Se la sentenza della Cassazione vale per la cannabis light, allora deve valere anche per le sigarette e i prodotti da fumo più in generale. E’ il pensiero del Codacons, l’associazione dei consumatori, che ha presentato un esposto in 104 procure d’Italia e un’istanza al presidente del Consiglio.

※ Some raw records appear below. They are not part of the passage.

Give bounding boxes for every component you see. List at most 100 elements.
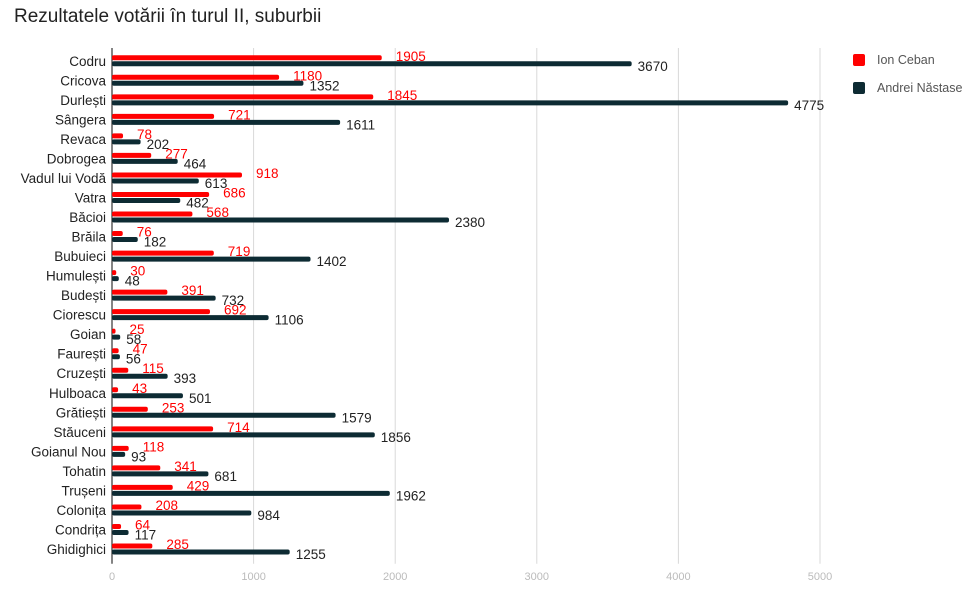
data-label-andrei-nastase: 58	[126, 332, 141, 347]
x-tick-label: 3000	[525, 571, 549, 583]
bar-ion-ceban	[112, 289, 168, 295]
data-label-ion-ceban: 64	[135, 517, 151, 532]
category-label: Băcioi	[69, 210, 106, 225]
category-label: Stăuceni	[53, 425, 106, 440]
bar-ion-ceban	[112, 484, 173, 490]
bar-andrei-nastase	[112, 354, 120, 360]
bar-ion-ceban	[112, 270, 117, 276]
bar-ion-ceban	[112, 94, 374, 100]
data-label-ion-ceban: 115	[142, 361, 164, 376]
category-label: Colonița	[56, 503, 106, 518]
data-label-andrei-nastase: 1962	[396, 488, 426, 503]
bar-ion-ceban	[112, 465, 161, 471]
category-label: Ghidighici	[47, 542, 106, 557]
data-label-ion-ceban: 721	[228, 107, 251, 122]
data-label-andrei-nastase: 1856	[381, 430, 411, 445]
data-label-ion-ceban: 47	[133, 342, 148, 357]
data-label-andrei-nastase: 501	[189, 391, 212, 406]
bar-ion-ceban	[112, 250, 214, 256]
bar-andrei-nastase	[112, 295, 216, 301]
bar-andrei-nastase	[112, 276, 119, 282]
bar-ion-ceban	[112, 348, 119, 354]
x-tick-label: 4000	[666, 571, 690, 583]
bar-andrei-nastase	[112, 197, 181, 203]
bar-andrei-nastase	[112, 471, 209, 477]
category-label: Faurești	[57, 347, 106, 362]
bar-ion-ceban	[112, 543, 153, 549]
bar-andrei-nastase	[112, 237, 138, 243]
data-label-ion-ceban: 1180	[293, 68, 322, 83]
bar-ion-ceban	[112, 172, 242, 178]
data-label-andrei-nastase: 182	[144, 235, 167, 250]
data-label-ion-ceban: 918	[256, 166, 279, 181]
data-label-ion-ceban: 118	[143, 439, 165, 454]
data-label-andrei-nastase: 3670	[638, 59, 668, 74]
legend-swatch	[853, 82, 865, 94]
data-label-ion-ceban: 714	[227, 420, 250, 435]
bar-ion-ceban	[112, 387, 119, 393]
bar-andrei-nastase	[112, 139, 141, 145]
category-label: Grătiești	[56, 405, 106, 420]
data-label-ion-ceban: 208	[155, 498, 178, 513]
data-label-ion-ceban: 692	[224, 303, 247, 318]
bar-ion-ceban	[112, 113, 215, 119]
bar-andrei-nastase	[112, 61, 632, 67]
bar-ion-ceban	[112, 504, 142, 510]
chart-title: Rezultatele votării în turul II, suburbi…	[14, 6, 322, 27]
bar-andrei-nastase	[112, 80, 304, 86]
bar-ion-ceban	[112, 133, 124, 139]
category-label: Sângera	[55, 112, 107, 127]
bar-ion-ceban	[112, 406, 148, 412]
category-label: Cruzești	[56, 366, 106, 381]
data-label-ion-ceban: 78	[137, 127, 152, 142]
x-tick-label: 5000	[808, 571, 832, 583]
legend-label: Ion Ceban	[877, 53, 935, 67]
bar-ion-ceban	[112, 152, 152, 158]
category-label: Condrița	[55, 522, 107, 537]
x-tick-label: 0	[109, 571, 115, 583]
category-label: Revaca	[60, 132, 106, 147]
data-label-andrei-nastase: 482	[186, 195, 209, 210]
category-label: Humulești	[46, 269, 106, 284]
data-label-andrei-nastase: 1402	[317, 254, 347, 269]
category-label: Vadul lui Vodă	[21, 171, 107, 186]
data-label-ion-ceban: 341	[174, 459, 197, 474]
bar-andrei-nastase	[112, 432, 375, 438]
data-label-andrei-nastase: 613	[205, 176, 228, 191]
data-label-andrei-nastase: 732	[222, 293, 245, 308]
category-label: Cricova	[60, 73, 106, 88]
bar-ion-ceban	[112, 445, 129, 451]
category-label: Bubuieci	[54, 249, 106, 264]
bar-ion-ceban	[112, 231, 123, 237]
data-label-andrei-nastase: 56	[126, 352, 141, 367]
bar-andrei-nastase	[112, 529, 129, 535]
data-label-andrei-nastase: 202	[147, 137, 170, 152]
bar-ion-ceban	[112, 328, 116, 334]
category-label: Codru	[69, 54, 106, 69]
category-label: Brăila	[71, 230, 106, 245]
category-label: Budești	[61, 288, 106, 303]
data-label-andrei-nastase: 1106	[275, 313, 304, 328]
data-label-ion-ceban: 429	[187, 478, 210, 493]
data-label-andrei-nastase: 1255	[296, 547, 326, 562]
data-label-ion-ceban: 391	[181, 283, 204, 298]
data-label-ion-ceban: 285	[166, 537, 189, 552]
bar-andrei-nastase	[112, 256, 311, 262]
bar-andrei-nastase	[112, 412, 336, 418]
data-label-andrei-nastase: 117	[135, 527, 157, 542]
bar-ion-ceban	[112, 211, 193, 217]
category-label: Hulboaca	[49, 386, 107, 401]
data-label-ion-ceban: 719	[228, 244, 251, 259]
data-label-andrei-nastase: 2380	[455, 215, 485, 230]
bar-ion-ceban	[112, 426, 214, 432]
data-label-ion-ceban: 43	[132, 381, 147, 396]
data-label-ion-ceban: 568	[206, 205, 229, 220]
bar-andrei-nastase	[112, 393, 183, 399]
legend-swatch	[853, 54, 865, 66]
data-label-ion-ceban: 30	[130, 264, 145, 279]
data-label-ion-ceban: 253	[162, 400, 185, 415]
bar-andrei-nastase	[112, 490, 390, 496]
category-label: Ciorescu	[53, 308, 106, 323]
bar-andrei-nastase	[112, 451, 126, 457]
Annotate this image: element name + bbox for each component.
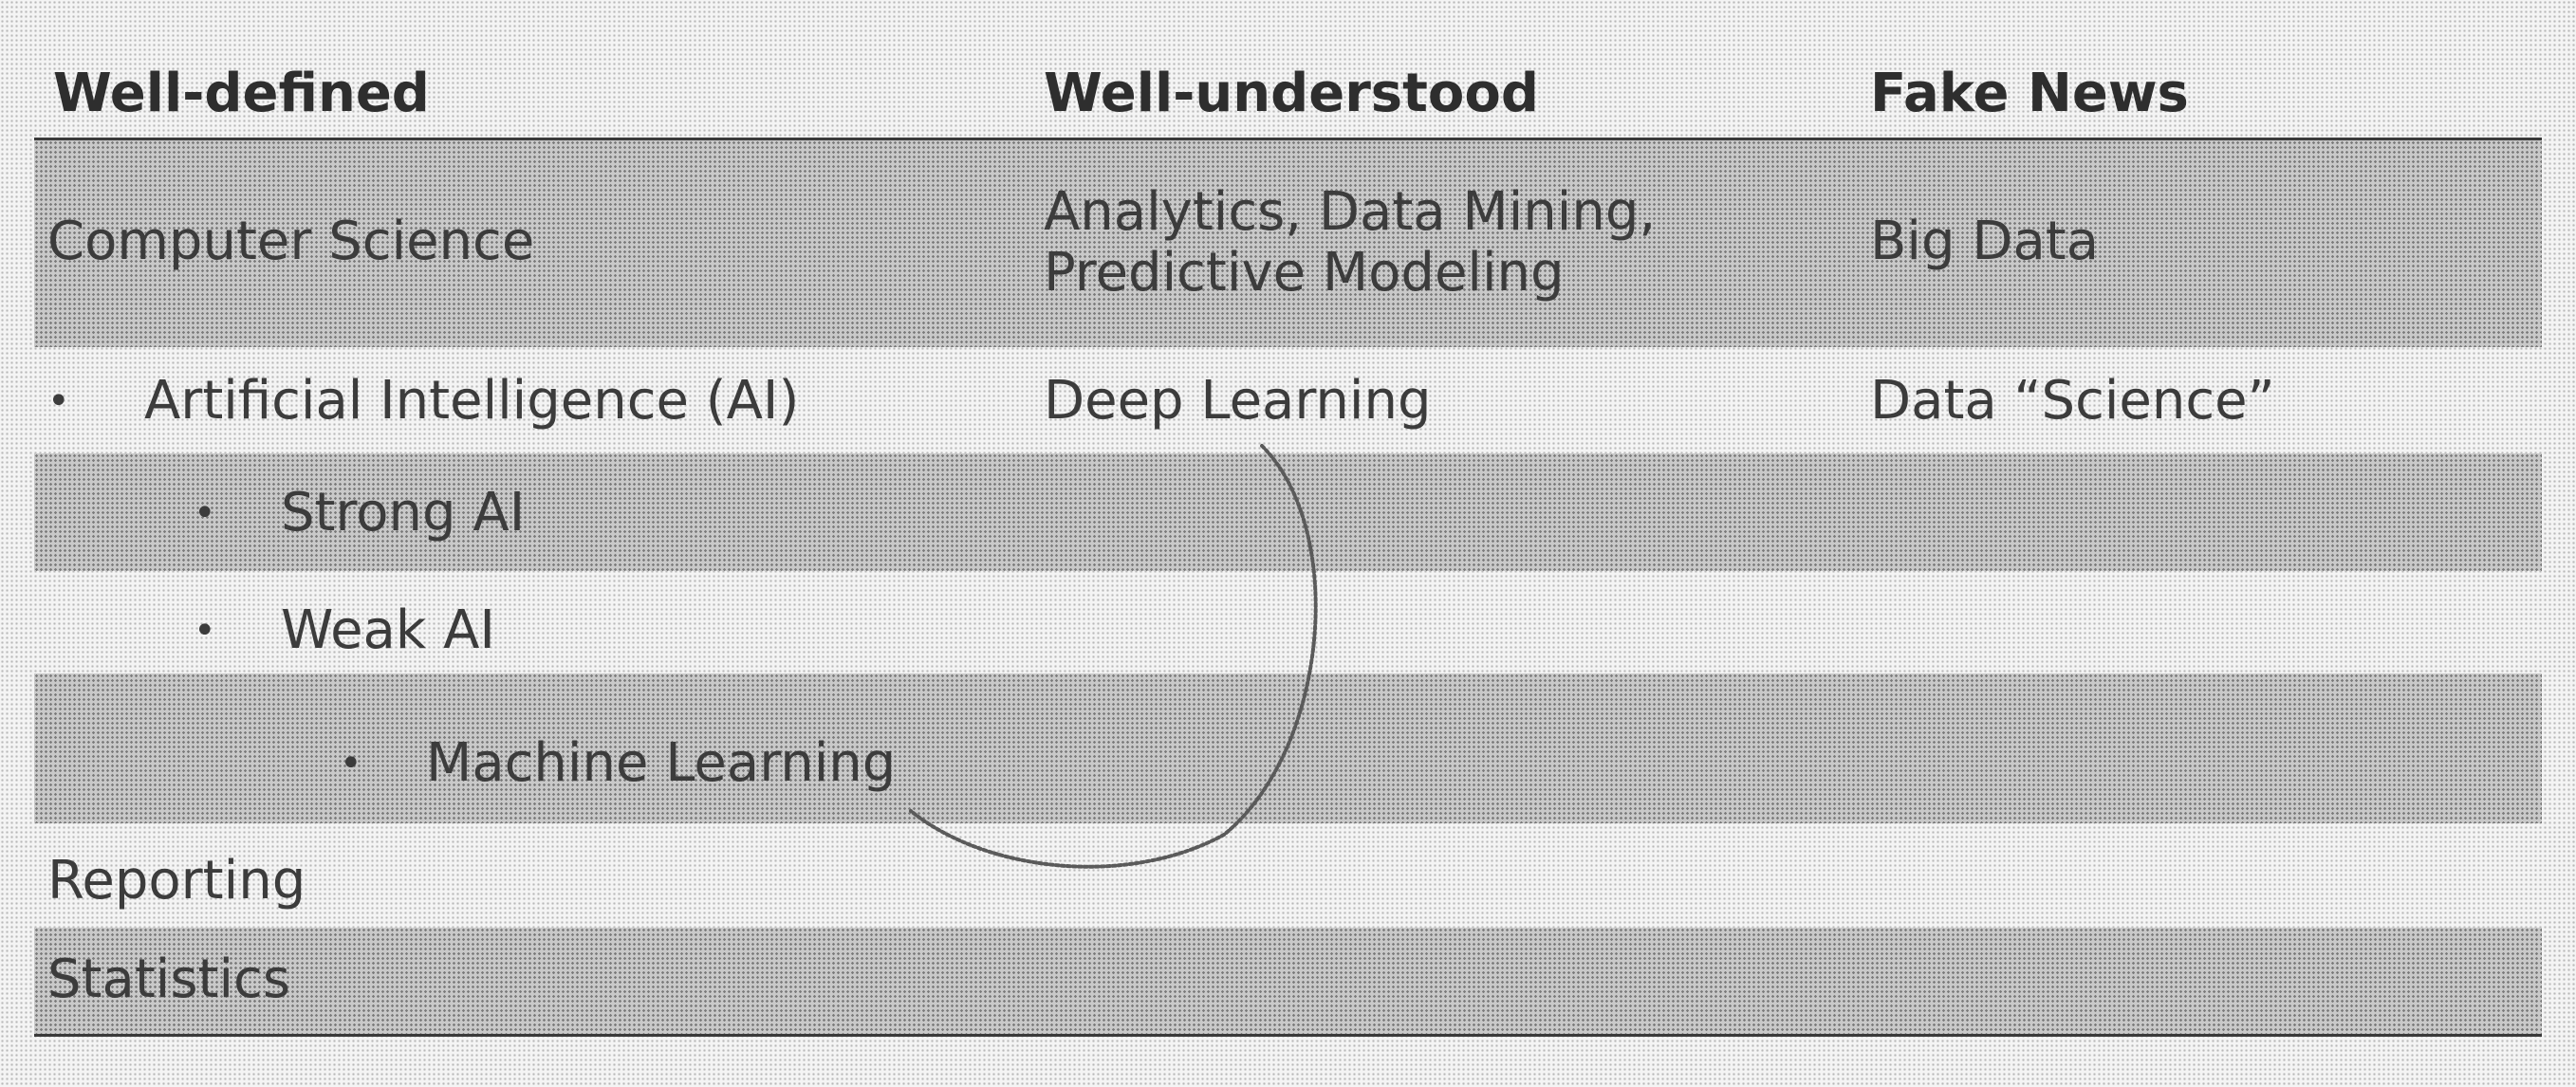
cell-big-data: Big Data bbox=[1870, 211, 2100, 272]
cell-data-science: Data “Science” bbox=[1870, 370, 2275, 432]
header-fake-news: Fake News bbox=[1870, 63, 2189, 124]
header-well-understood: Well-understood bbox=[1044, 63, 1539, 124]
cell-deep-learning: Deep Learning bbox=[1044, 370, 1432, 432]
cell-weak-ai: Weak AI bbox=[281, 599, 495, 661]
table-row: • Machine Learning bbox=[34, 673, 2542, 823]
bottom-rule bbox=[34, 1034, 2542, 1037]
table-row: • Weak AI bbox=[34, 571, 2542, 673]
cell-reporting: Reporting bbox=[47, 850, 306, 912]
cell-analytics: Analytics, Data Mining, Predictive Model… bbox=[1044, 182, 1656, 304]
table-row: Reporting bbox=[34, 823, 2542, 928]
cell-computer-science: Computer Science bbox=[47, 211, 535, 272]
bullet-level3: • bbox=[340, 742, 362, 785]
header-row: Well-defined Well-understood Fake News bbox=[34, 19, 2542, 140]
cell-statistics: Statistics bbox=[47, 949, 290, 1010]
table-row: • Artificial Intelligence (AI) Deep Lear… bbox=[34, 347, 2542, 453]
header-rule bbox=[34, 138, 2542, 140]
bullet-level2: • bbox=[194, 609, 216, 653]
header-well-defined: Well-defined bbox=[53, 63, 430, 124]
cell-strong-ai: Strong AI bbox=[281, 482, 526, 544]
cell-analytics-line2: Predictive Modeling bbox=[1044, 242, 1565, 304]
bullet-level2: • bbox=[194, 491, 216, 535]
table-row: Statistics bbox=[34, 928, 2542, 1034]
cell-machine-learning: Machine Learning bbox=[426, 732, 897, 794]
table-row: • Strong AI bbox=[34, 453, 2542, 571]
table-row: Computer Science Analytics, Data Mining,… bbox=[34, 140, 2542, 347]
terms-table: Well-defined Well-understood Fake News C… bbox=[34, 19, 2542, 1039]
cell-artificial-intelligence: Artificial Intelligence (AI) bbox=[144, 370, 800, 432]
bullet-level1: • bbox=[47, 379, 70, 423]
cell-analytics-line1: Analytics, Data Mining, bbox=[1044, 181, 1657, 243]
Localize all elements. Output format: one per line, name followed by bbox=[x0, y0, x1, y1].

“Il principio sancito dalla Cassazione, secondo cui è illegittima in Italia la vendita di sostanze che hanno effetto drogante, va applicato anche ai prodotti contenenti nicotina, in virtù di una recente perizia ordinata dal Consiglio di Stato che certifica come proprio la nicotina causi dipendenza fisica e psichica, e sia a tutti gli effetti una sostanza drogante”, ha sottolineato il presidente Carlo Rienzi.

 

Il Consiglio di Stato infatti, attraverso una clamorosa perizia tecnica ordinata nell’ambito di un ricorso Codacons e affidata al professor Gianfranco Tarsitani dell’Università La Sapienza di Roma, ha stabilito testualmente “di poter affermare in modo esplicito che la nicotina, e il fumo di tabacco che ne provoca l’assorbimento, possono essere considerate sostanze che producono effetto sul sistema nervoso centrale e hanno la capacità di determinare dipendenza psichica o fisica, nonché di provocare notevoli danni a carico della salute con importante impatto anche in termini di costi delle cure; inoltre il fatto che foglie di coca e cannabis, nelle varie formulazioni, siano presenti nelle tabelle degli stupefacenti e delle sostanze psicotrope del DPR 309/90 fa ritenere, per un ampio insieme di similitudini, che anche tabacco/nicotina potrebbero essere inseriti”.

Anche se probabilmente aggiungere proibizionismo sulle sigarette al proibizionismo sulla canapa non è la strada giusta da seguire, sicuramente è un’iniziativa che può far riflettere tutti sul rapporto tra l’accettazione culturale di un prodotto e la sua dannosità.